Johnnies Seeds says the germination rate keeps improving up to 80F soil temperature, and 85F is better than 60F! So they're a cool seson crop that would rather germinate in very warm soil.
Any seeds I soak, I soak in 0.1% hydrogen peroxide, so that I don't encvourage yeast mold and fungus overnight. Starting with 3% peroxide from a drugstiore,
- - One and a half teaspoons peroxide per cup of water, or
- - 1 ounce peroxide per Quart of water.
I had planted limas without soaking. We had a hard drenching rain and it washed some of the soil off the limas. I was amazed to see how large the limas had swelled as well as sprouted the tap root. Now I wonder if they would have germinated more quickly had I soaked them.
I put a handful of moist sowing compost into a sealable polythene bag, Then I mix in the seeds - unsoaked beans, peas or Sweet corn, I seal the bag and then place it in a warm airing cupboard. Sweet corn will germinate with an inch long root within a couple of days, Beans and peas take 3 or 4 days to germinate.
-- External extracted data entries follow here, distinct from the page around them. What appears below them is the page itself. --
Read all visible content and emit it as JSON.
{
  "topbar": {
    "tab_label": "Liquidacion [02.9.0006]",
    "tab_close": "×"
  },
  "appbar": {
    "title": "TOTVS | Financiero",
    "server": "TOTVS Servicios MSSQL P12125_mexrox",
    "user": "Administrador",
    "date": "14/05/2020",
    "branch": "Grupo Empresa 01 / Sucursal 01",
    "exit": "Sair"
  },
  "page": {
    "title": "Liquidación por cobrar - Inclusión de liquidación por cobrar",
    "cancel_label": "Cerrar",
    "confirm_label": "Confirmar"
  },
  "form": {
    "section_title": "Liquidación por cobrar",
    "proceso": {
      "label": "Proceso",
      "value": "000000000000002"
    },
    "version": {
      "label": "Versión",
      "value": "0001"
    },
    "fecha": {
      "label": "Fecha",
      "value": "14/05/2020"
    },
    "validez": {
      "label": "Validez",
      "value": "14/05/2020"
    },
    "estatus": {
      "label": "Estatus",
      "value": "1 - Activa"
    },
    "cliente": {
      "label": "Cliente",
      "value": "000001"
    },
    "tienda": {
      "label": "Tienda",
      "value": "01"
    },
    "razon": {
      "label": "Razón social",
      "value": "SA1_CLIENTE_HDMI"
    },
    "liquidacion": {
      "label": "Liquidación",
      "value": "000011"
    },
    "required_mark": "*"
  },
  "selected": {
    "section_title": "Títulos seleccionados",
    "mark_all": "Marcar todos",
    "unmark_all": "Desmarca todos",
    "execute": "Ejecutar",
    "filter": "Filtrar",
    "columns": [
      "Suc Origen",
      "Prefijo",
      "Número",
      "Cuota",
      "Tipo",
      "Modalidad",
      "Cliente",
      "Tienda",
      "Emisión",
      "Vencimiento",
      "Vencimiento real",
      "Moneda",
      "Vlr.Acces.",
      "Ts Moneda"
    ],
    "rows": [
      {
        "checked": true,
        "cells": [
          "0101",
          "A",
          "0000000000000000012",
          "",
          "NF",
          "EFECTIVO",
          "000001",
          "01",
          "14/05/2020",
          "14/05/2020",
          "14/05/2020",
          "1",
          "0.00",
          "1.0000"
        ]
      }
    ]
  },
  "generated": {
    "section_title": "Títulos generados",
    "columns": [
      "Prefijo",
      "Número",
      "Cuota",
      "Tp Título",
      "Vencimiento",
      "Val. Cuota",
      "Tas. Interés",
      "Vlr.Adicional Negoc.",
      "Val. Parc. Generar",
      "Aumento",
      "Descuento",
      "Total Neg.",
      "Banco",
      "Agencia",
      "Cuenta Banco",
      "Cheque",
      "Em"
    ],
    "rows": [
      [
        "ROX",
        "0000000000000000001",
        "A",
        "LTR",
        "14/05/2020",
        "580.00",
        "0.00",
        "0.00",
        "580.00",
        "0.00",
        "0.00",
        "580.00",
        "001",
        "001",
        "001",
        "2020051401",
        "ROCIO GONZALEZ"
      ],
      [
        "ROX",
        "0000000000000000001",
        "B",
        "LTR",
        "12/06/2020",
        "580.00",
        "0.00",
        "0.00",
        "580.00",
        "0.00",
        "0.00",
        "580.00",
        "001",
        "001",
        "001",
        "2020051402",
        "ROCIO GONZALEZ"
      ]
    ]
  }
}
I check them every day just in case ! Courgettes and other large seeds can be germinated in the same way.
I place bean and sweet corn seeds into individual pots, and the peas into a guttering filled with compost in a "dice 5" pattern and keep the gutter in the greenhouse.. When the peas have grown about 5-6 inches I take them to the garden/allotment and slide out the whole lot into a small trench in the soil.